Gradually reducing antidepressant dosage along with structured psychological support can significantly improve the chances of safely discontinuing medication among adults who have recovered from depression, a new study showed on Friday.
Antidepressants are usually prescribed for six to nine months after a first episode of moderate-to-severe depression or anxiety to prevent relapse. However, concerns over long-term use, withdrawal symptoms and overprescribing have pushed the need for clearer, evidence-backed deprescribing methods.
To address this, researchers from the University of Verona, Italy, analysed 76 randomised controlled trials involving 17,379 adults in a systematic review and network meta-analysis published in The Lancet Psychiatry.
The study emphasised that the findings do not imply antidepressants are unnecessary or that psychotherapy alone is sufficient.
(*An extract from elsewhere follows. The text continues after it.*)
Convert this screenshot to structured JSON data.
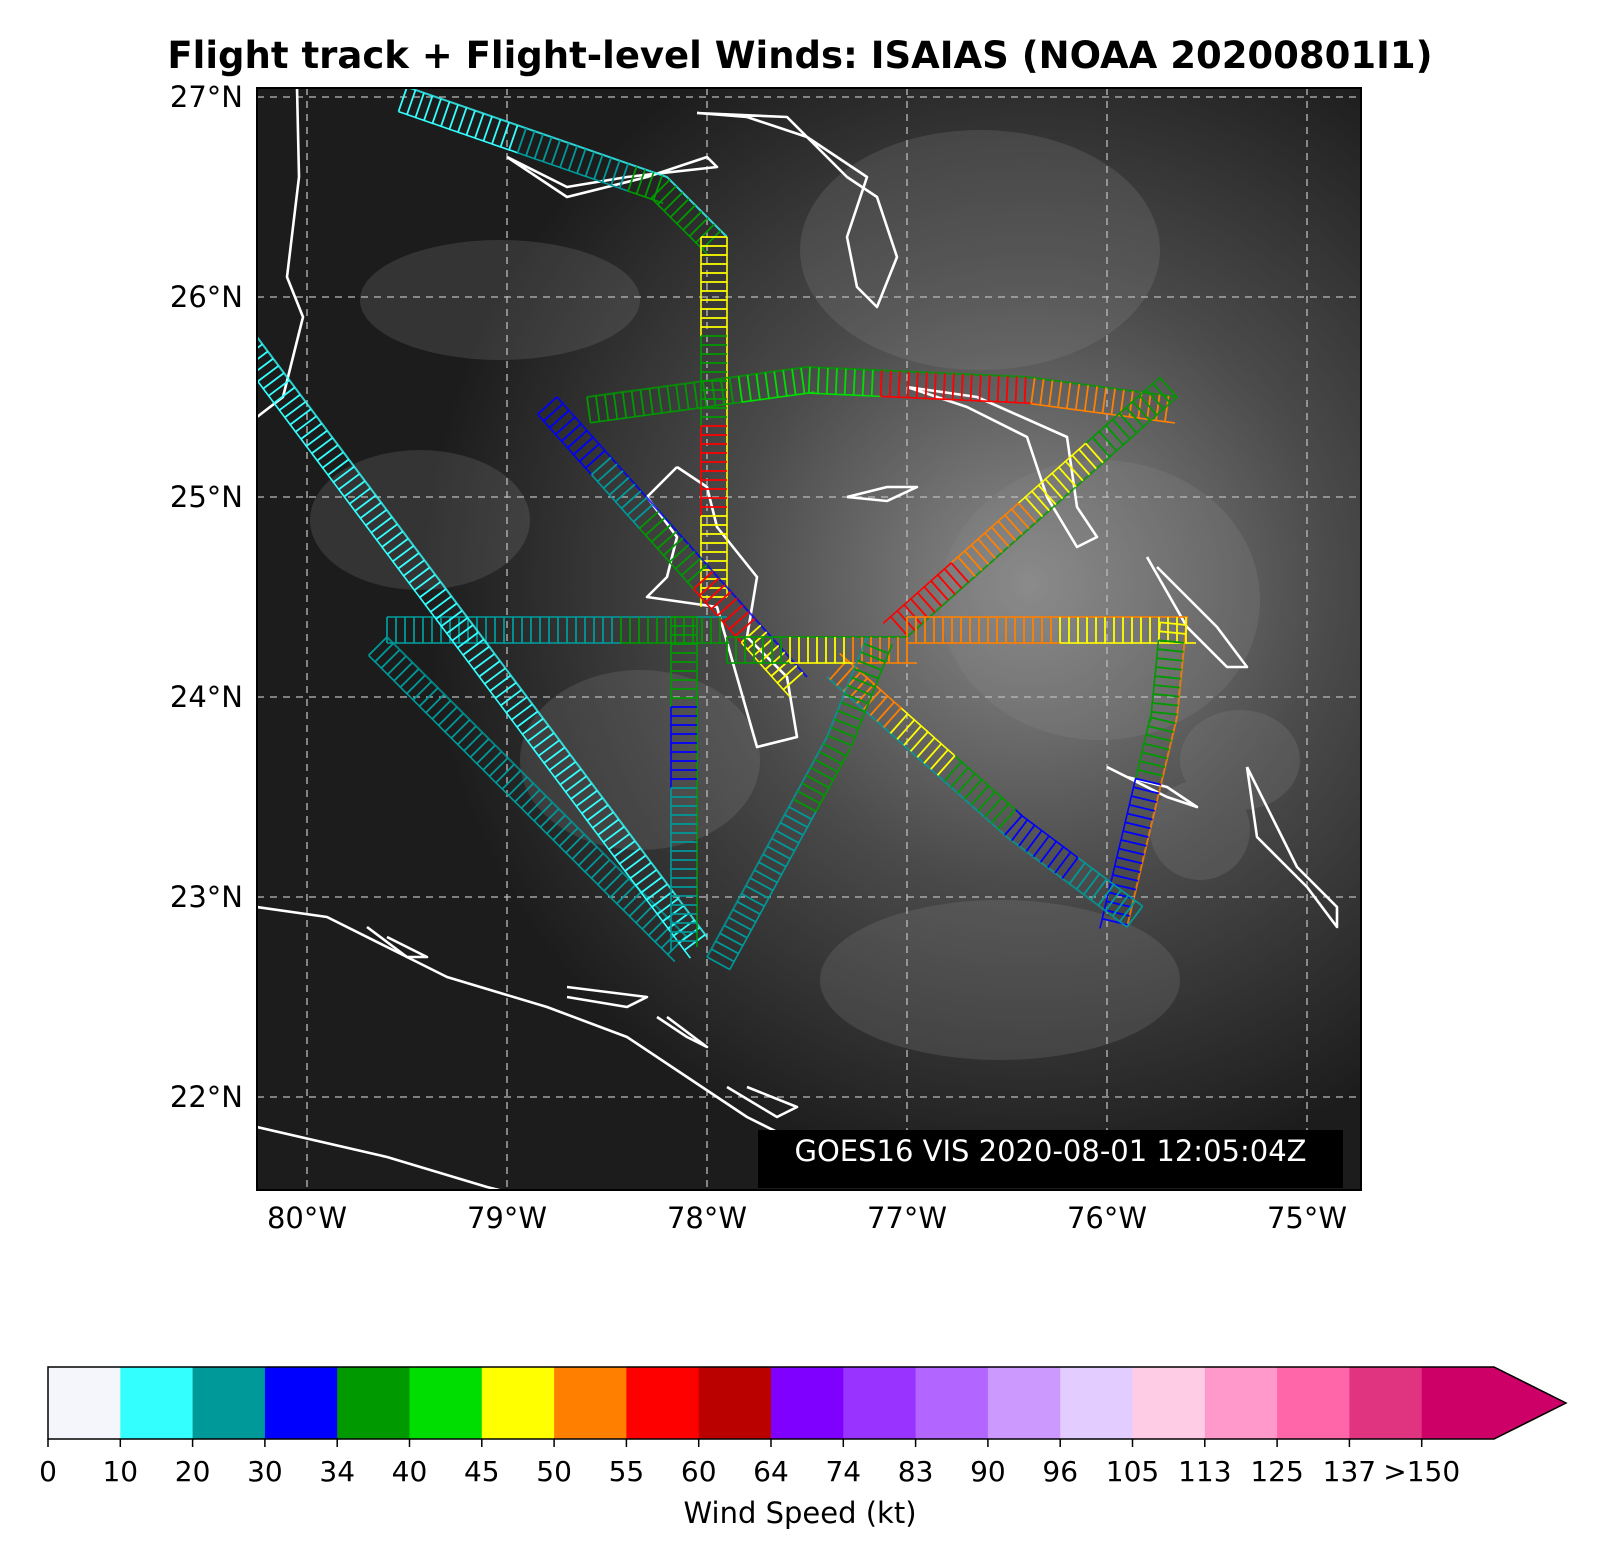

Instead, it highlights that deprescribing should be personalised, with slow, individualised tapering supported by structured psychological care.
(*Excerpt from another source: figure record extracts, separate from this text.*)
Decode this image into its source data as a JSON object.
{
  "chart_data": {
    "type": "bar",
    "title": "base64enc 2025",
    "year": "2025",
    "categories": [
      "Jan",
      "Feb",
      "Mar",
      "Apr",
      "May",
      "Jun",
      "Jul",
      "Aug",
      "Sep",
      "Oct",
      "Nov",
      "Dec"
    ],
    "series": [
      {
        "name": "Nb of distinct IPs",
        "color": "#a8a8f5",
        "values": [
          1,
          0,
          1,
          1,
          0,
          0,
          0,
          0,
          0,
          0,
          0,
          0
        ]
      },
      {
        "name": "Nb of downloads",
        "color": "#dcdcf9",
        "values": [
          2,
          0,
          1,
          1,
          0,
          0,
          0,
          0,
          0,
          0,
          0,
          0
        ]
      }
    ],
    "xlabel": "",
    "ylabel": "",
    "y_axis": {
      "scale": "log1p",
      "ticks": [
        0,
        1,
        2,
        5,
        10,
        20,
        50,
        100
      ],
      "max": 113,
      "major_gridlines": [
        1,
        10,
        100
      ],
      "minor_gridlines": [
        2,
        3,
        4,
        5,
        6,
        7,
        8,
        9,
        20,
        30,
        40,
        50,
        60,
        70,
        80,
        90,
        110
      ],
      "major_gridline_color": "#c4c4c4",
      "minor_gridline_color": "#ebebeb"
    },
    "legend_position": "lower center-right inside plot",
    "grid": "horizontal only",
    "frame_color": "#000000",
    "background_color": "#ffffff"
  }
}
“By incorporating a substantially larger evidence base and direct comparisons between strategies, our review clarifies the best ways to come off antidepressants and could influence how discontinuation is managed globally,” said lead author Professor Giovanni Ostuzzi.
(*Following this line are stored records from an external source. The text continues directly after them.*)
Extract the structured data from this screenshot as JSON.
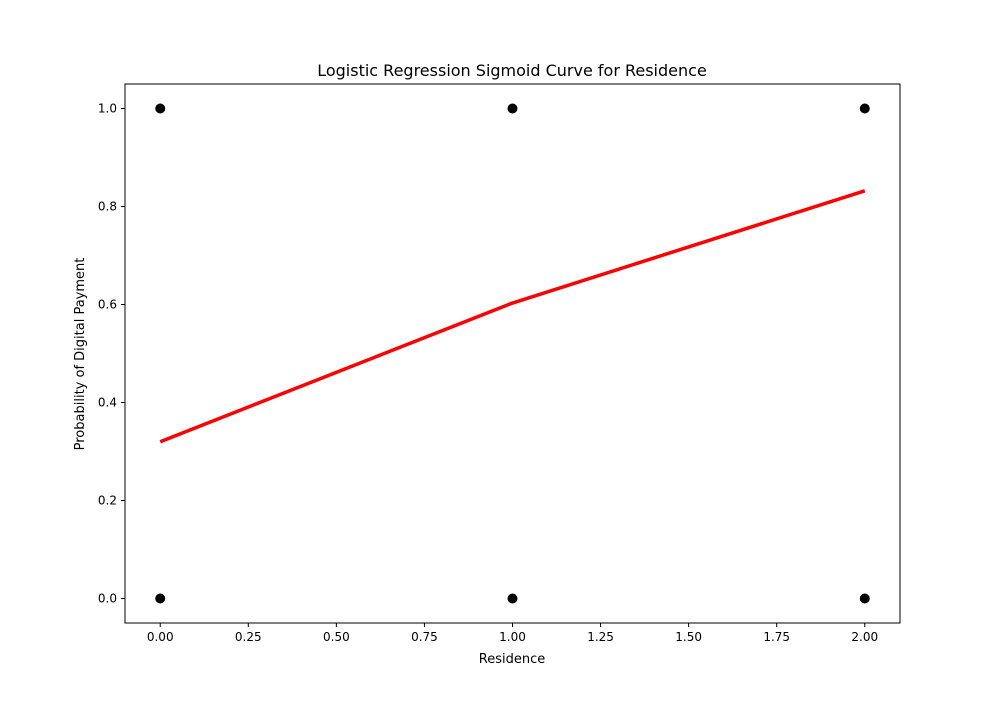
{
  "chart_data": {
    "type": "scatter",
    "title": "Logistic Regression Sigmoid Curve for Residence",
    "xlabel": "Residence",
    "ylabel": "Probability of Digital Payment",
    "xlim": [
      -0.1,
      2.1
    ],
    "ylim": [
      -0.05,
      1.05
    ],
    "xticks": [
      0.0,
      0.25,
      0.5,
      0.75,
      1.0,
      1.25,
      1.5,
      1.75,
      2.0
    ],
    "xtick_labels": [
      "0.00",
      "0.25",
      "0.50",
      "0.75",
      "1.00",
      "1.25",
      "1.50",
      "1.75",
      "2.00"
    ],
    "yticks": [
      0.0,
      0.2,
      0.4,
      0.6,
      0.8,
      1.0
    ],
    "ytick_labels": [
      "0.0",
      "0.2",
      "0.4",
      "0.6",
      "0.8",
      "1.0"
    ],
    "grid": false,
    "series": [
      {
        "kind": "scatter",
        "color": "#000000",
        "points": [
          {
            "x": 0,
            "y": 1
          },
          {
            "x": 1,
            "y": 1
          },
          {
            "x": 2,
            "y": 1
          },
          {
            "x": 0,
            "y": 0
          },
          {
            "x": 1,
            "y": 0
          },
          {
            "x": 2,
            "y": 0
          }
        ]
      },
      {
        "kind": "line",
        "color": "#ff0000",
        "points": [
          {
            "x": 0,
            "y": 0.32
          },
          {
            "x": 1,
            "y": 0.603
          },
          {
            "x": 2,
            "y": 0.832
          }
        ]
      }
    ]
  }
}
The researchers estimated that slow tapering combined with psychological support could prevent one relapse for every five individuals compared with abrupt stopping or fast tapering — the two least effective methods.
Reduced-dose continuation was also found to be more effective than abrupt cessation, though with less robust evidence. Importantly, no significant differences in side effects or dropout rates were found across different deprescribing strategies.
“We encourage anyone considering coming off antidepressants to consult their doctor to find the most suitable approach,” Ostuzzi added.